I won’t get to Gurindji land this trip so I go to listen once again to that song and I chose a relatively new version of the song by Electric Fields and when you hear some of the song in language which leaves me in tears every time. I have been listening and singing this song since it first was released in 1993 but nothing prepared me for the Electric Fields version. The female voices, words in language, the baton truly passed on to a new generation, in every way new style and the new meaning for this anthem. Power and privilege and standing in law, cultural law, law of the universe, law of the sand and for a settler like me, I can only glimpse what land rights mean. We are waiting as a nation to be initiated into the meaning of time by the oldest living culture on our planet. This is unfinished business.
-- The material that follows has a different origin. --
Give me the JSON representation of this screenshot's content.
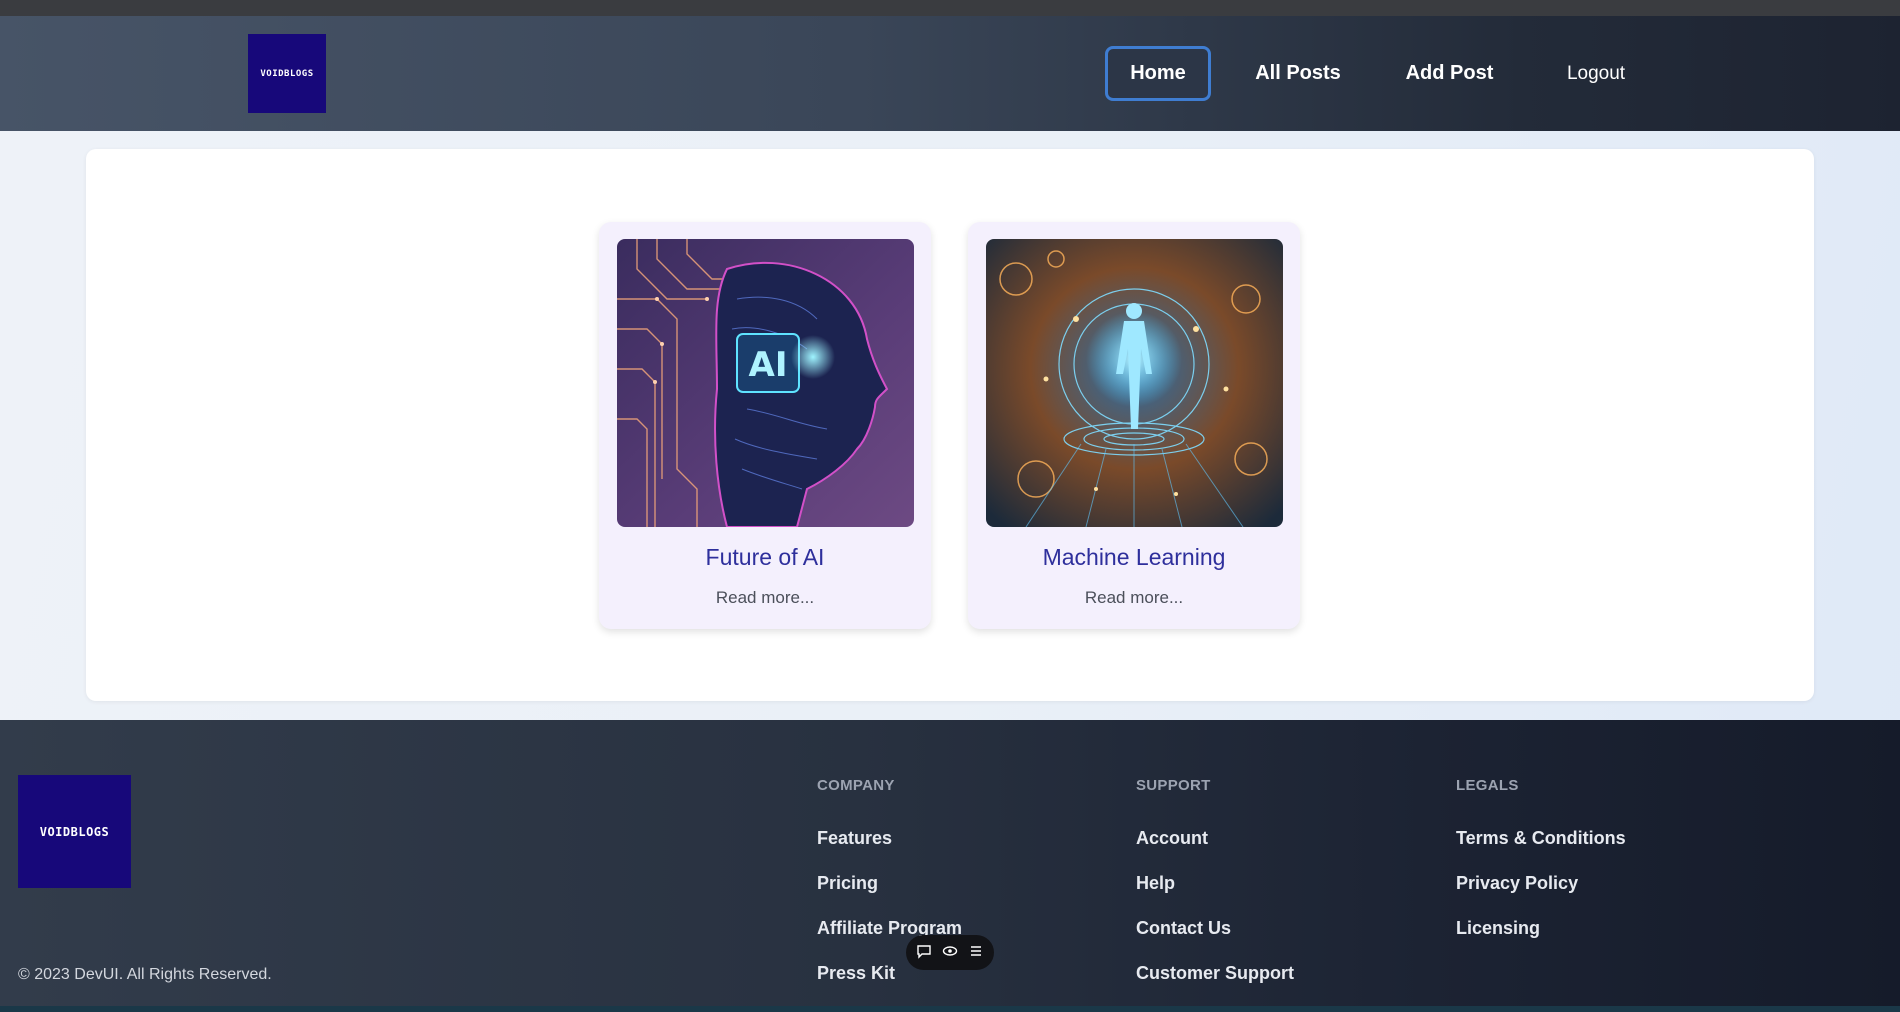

Treaties are coming as they must – no peace without justice – always was always will be Aboriginal land.
I am reflecting on how my soul has gone ahead to prepare a place for me to wait and the rest of myself is catching up and my own treaty-making with the past, justice, reconciliation and repatriation is unfolding as surely as the movement of the caterpillar. Being in womens caterpillar dreaming country is not lost on me. Meeting the moment in this place seems to be bringing a compassionate patience to appreciate the healing properties of time and time’s ability to stand still and hold you still while knots can be massaged out of existance. From little things big things grow and in the growing, transformation comes next.

Site of ancient caterpillar dreaming rock art (no photos by request of Arrernte.